Mężczyznę zatrzymano w piątek około południa. Sprawa jest bardzo trudna, bo ten, nie przyznaje się do winy, odmawia też składania zeznań, przed sądem reprezentuje go obrońca z wyboru.
- Postawiliśmy mu zarzuty spowodowania wypadku drogowego ze skutkiem śmiertelnym dla 54-letniego gorliczanina i ucieczkę z miejsca zdarzenia - mówi Tadeusz Cebo, prokurator Prokuratury Rejonowej w Gorlicach.
Mężczyźnie grozi do 12 lat pozbawienia wolności.

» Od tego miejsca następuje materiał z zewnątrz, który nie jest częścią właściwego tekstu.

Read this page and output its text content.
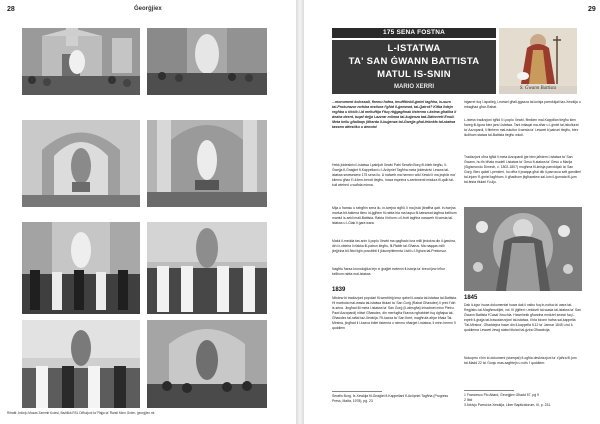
28	Ġeorġjiex
Ritratti: Arkivju Mosas Zammit Kulesi, Bażilikà RSL Diffużjoni ta' Ħajja ta' Ħarsit Minn Ġnien, ġeorġjiex.mt
29
175 SENA FOSTNA
L-ISTATWA
TA' SAN ĠWANN BATTISTA
MATUL IS-SNIN
MARIO XERRI	S. Ġwann Battista
...monument kolossali, fhemu ħafna, tmuffitinbil-ġmiel tagħha, is-sura tal-Prokurazur nofsha msttura f'għid il-ġemmat, tal-Qatrot? Kifba ħdejn regħba u tiċċib l-id meħuftija f'fuq rtiġgagħnak tistenna r-kelma għaliha li deaha deent, tuqaf dejja l-azzrar mlinna tal-kuġenza tad-Ddinnrett Erodi. Meta kellu għallaqs jitħarda il-kuġenza tal-Ġwejja għal-feknkfa tal-statwa tassew attestiku u denota!
Hekk jiddeskrivi l-istatwa l-patrijott Xewki Patri Serafin Borg fil-ktieb tiegħu, Il-Ġwejja fl-Ġnaġiet fl-Kappellani u l-Arċipriet Tagħha meta jiddeskrivi l-ewwa tal-istatwa sewwewew 175 sena ilu. U nafweb ma hemmx wild Xewki li ma jeqbilx ma' kliemu għax f'l-44em-bexcit tiegħu, huwa esprima s-sentimenti mistura fil-qalb tal-kull wiehed u waħda minna.
Mija u ħamsu u sebgħin sena ilu, in-twejna xigħil, li ma jista' jitraffha qatt. In-twejna marlua bit-fakiena tlimo id-ġgħem fil-rabta bla ma taqsu fil-tatewwat tagħna kellhom mantul is-sekli mall-Battista. Rabta li bihom u il-frott tagħha naraweh fil-westa tal-istatwa u l-Ġiak li ġara wara.
Matul il-medda tas-snin il-poplu Xewki ma qagħadx lura milli jindokra din il-ġawhra, din ix-xbieha li rfakka fil-patrun tiegħu, fil-Ħabib tal-Għarus. Ma naqqas milli jżejjinha bil-ħlwi tiġin possibbli li jkkumpitimenta l-istil u l-ħġiura tal-Prekursur.
Nagħtu ħarsa kronoloġika lejn xi ġrajjiet ewlenin fl-istorja ta' breod jew ieħor kellhom rabta mal-istatwa.
1839
Nibdew bi tradizzjoni popolari fil-werrtitriġ tmur qabel il-wasla tal-istatwa tal-Battista. Hi marbuta mal-wasla tal-istatwa titulari ta' San Ġorġ (Rabat Għawdex) li preċ f'din is-sena. Jingħad illi meta l-istatwa ta' San Ġorġ (il-wiesgħa) inhadmet minn Pietru Pawl Azzopardi) nittwt Għawdex, din merfugħa f'kaxxa ngħabbiet fuq dgħajsa tal-Ġħawdex tal-rafial taż-Xewkija. Fil-kaxxa ta' San Ibert, magħrufa aħjar bħala Tal-Mirsina, jingħad li l-kaxxa bdiet tistenna u nimmu nħarġet l-istatwa, li minn hemm 'il quddiem
Serafin Borg, Ix-Xewkija fil-Ġnaġiet fl-Kappellani fl-Arċipriet Tagħha (Progress Press, Malta, 1978), pġ. 23
inġarret fuq l-ispalleġ, i-ewwel għall-ġgazza tal-knisja parrokkjali tax-Xewkija u mbagħad għar-Rabat.
L-istess tradizzjoni tgħid li l-poplu Xewki, flimkien mal-Kappillan tiegħu kien ħareġ fil-fgura biex jara l-istatwa. Tant intlaqat ma-sħar u l-ġmiel tal-iskulturat ta' Azzopardi, li ftiehem mal-iskultur il-westa ta' l-ewwel b'patruni tiegħu, biex ikollhom statwa tal-Battista tiegħu wkoll.
Tradizzjoni oħra tgħid li meta Azzopardi ġie biex jaħdem l-istatwa ta' San Ġwann, hu fis bħala mudell l-istatwa ta' Ġesù ft-statwa ta' Ġesù u Marija (Sigismondo Dimech, c. 1802-1807) mogħma fil-knisja parrokkjali ta' San Ġorġ. Biex qabel l-pensieri, hu offra li jwaqqa għal dik il-parrocca sett gandlieri tal-injam f'l-ġmiel tagħhom, li għadhom jitgħawdew sal-lum il-ġurnata fil-jum tal-festa titulari f'Lulju.
1845
Dak it-żgur huwa dokumentat huwa dak li nsibu fuq in-nofsa ta' wara tat-Regjistru tal-Magħmudijiet, vol. III jiġifieri r-rekkorti tal-wasla tal-istatwa ta' San Ġwann Battista f'Casal Xeuchia. Hawnhekk għandna mniżżel sewwi fuq l-eqreb il-ġrajja tat-trasuskezzjoni tal-istatwa, li bla bżonn hafna sal-kappella 'Tal-Mirsina'. Għaddejna hawn din il-kappella fl-12 ta' Jannar 1845 u tul il-quddiema l-ewwel żewġ statwi titulari tal-ġzira Għawdxija.
Nokoprru x'hin id-dokument (stampat) fl-ogħla deskrizzjoni ta' x'jaħra fil-jum tal-Madd 22 ta' Ġunju mas-sagħtejn u nofs 'l quddiem:
1 Francesco Pio Attard, Ġeorġjiex Għadd 57, pġ 9
2 Ibid
3 Arkivju Parroċċa Xewkija, Liber Baptizatorum, III, p. 231.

Na razie na niekorzyść podejrzanego działa też fakt, że śledczy zabezpieczyli ślady świadczące, że ciało zostało przeniesione.
Wyniki piątkowej sekcji zwłok są na razie bardzo wstępne.
- Mężczyzna miał dość rozległe obrażenia wewnętrzne i połamane kości. Najpewniej po samym uderzeniu ciało zostało wciągnięte pod samochód - dodaje Cebo.
O tym świadczą też ślady na samym tirze, którego prowadził mężczyzna. Prokurator już dzisiaj mówi o konieczności powołania biegłego ds. wypadkowości drogowej.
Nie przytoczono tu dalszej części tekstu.